Fig. 1. Identification of α-tubulin lactylation on K40.

Fig. 1

a Schematic diagram of purification and proteomic analysis of lactylated peptides from cultured neurons. b Top 10 significantly enriched molecular function of lactylated proteins. Two-sided Fisher’s Exact Test, p < 0.05. c Mass spectrometry analysis showing lactylation at K40 on α-tubulin from cultured cortical neurons. Expected molecular weights of lactylated peptides from N terminus and C terminus are shown as peaks in red and blue, respectively. The CycIm ion at m/z 156.103 is shown as a peak in green. d Shown are amino acid sequences of tubulins encoded by different genes, including TUBA1A, TUBA1B, TUBA1C, TUBA3, TUBA4A, and TUBA8. The variant amino acids are indicated in red. e Lactylation of α-tubulin encoded by different genes. HEK293T cells were transfected with HA-tagged α-tubulins encoded by indicated tubulin genes.

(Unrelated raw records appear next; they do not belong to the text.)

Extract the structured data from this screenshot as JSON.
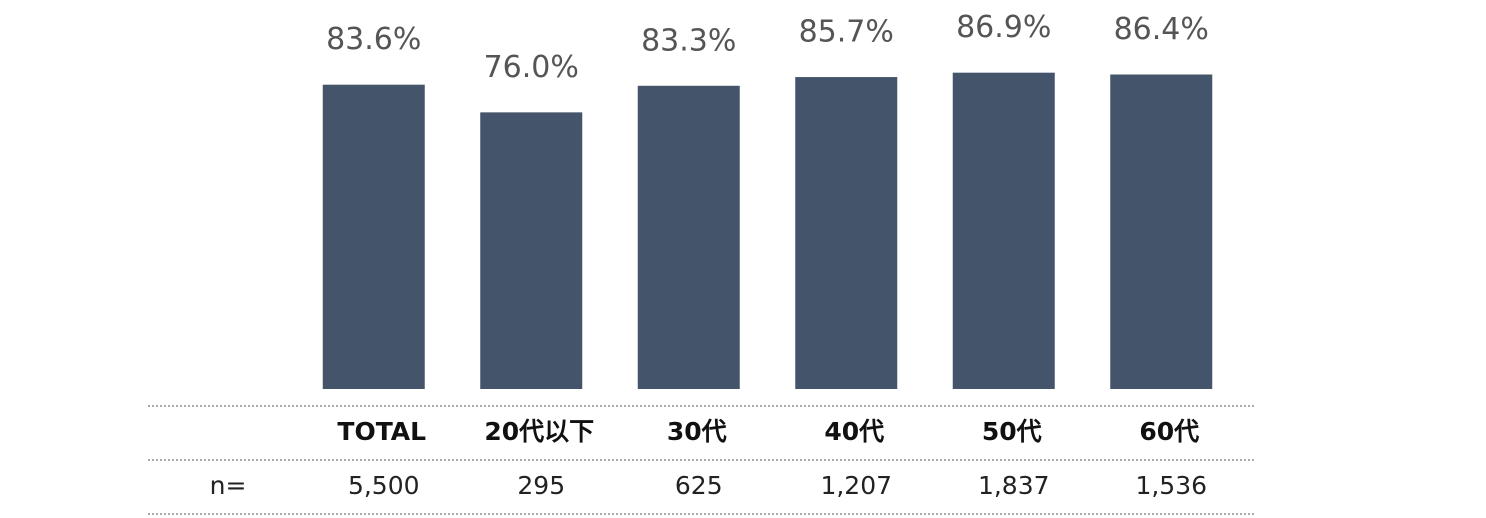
{
  "chart_data": {
    "type": "bar",
    "categories": [
      "TOTAL",
      "20代以下",
      "30代",
      "40代",
      "50代",
      "60代"
    ],
    "values": [
      83.6,
      76.0,
      83.3,
      85.7,
      86.9,
      86.4
    ],
    "value_labels": [
      "83.6%",
      "76.0%",
      "83.3%",
      "85.7%",
      "86.9%",
      "86.4%"
    ],
    "color": "#44546a",
    "ylim": [
      0,
      100
    ],
    "n_label": "n=",
    "n_values": [
      "5,500",
      "295",
      "625",
      "1,207",
      "1,837",
      "1,536"
    ]
  }
}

HA-α-tubulin was purified by immunoprecipitation with anti-HA antibody and α-tubulin lactylation was revealed by anti-Lac-K antibody. n = 3 experiments. f Abolished α-tubulin lactylation in K40A mutant. HEK293T cells were transfected with HA-tagged α-tubulin or α-tubulin K40A mutant. g Quantification analysis of data in (f). n = 6 experiments. Two-sided paired student’s t-test, p < 0.0001. Data are shown as mean ± SEM. ***p < 0.001. Source data are provided as a Source Data file.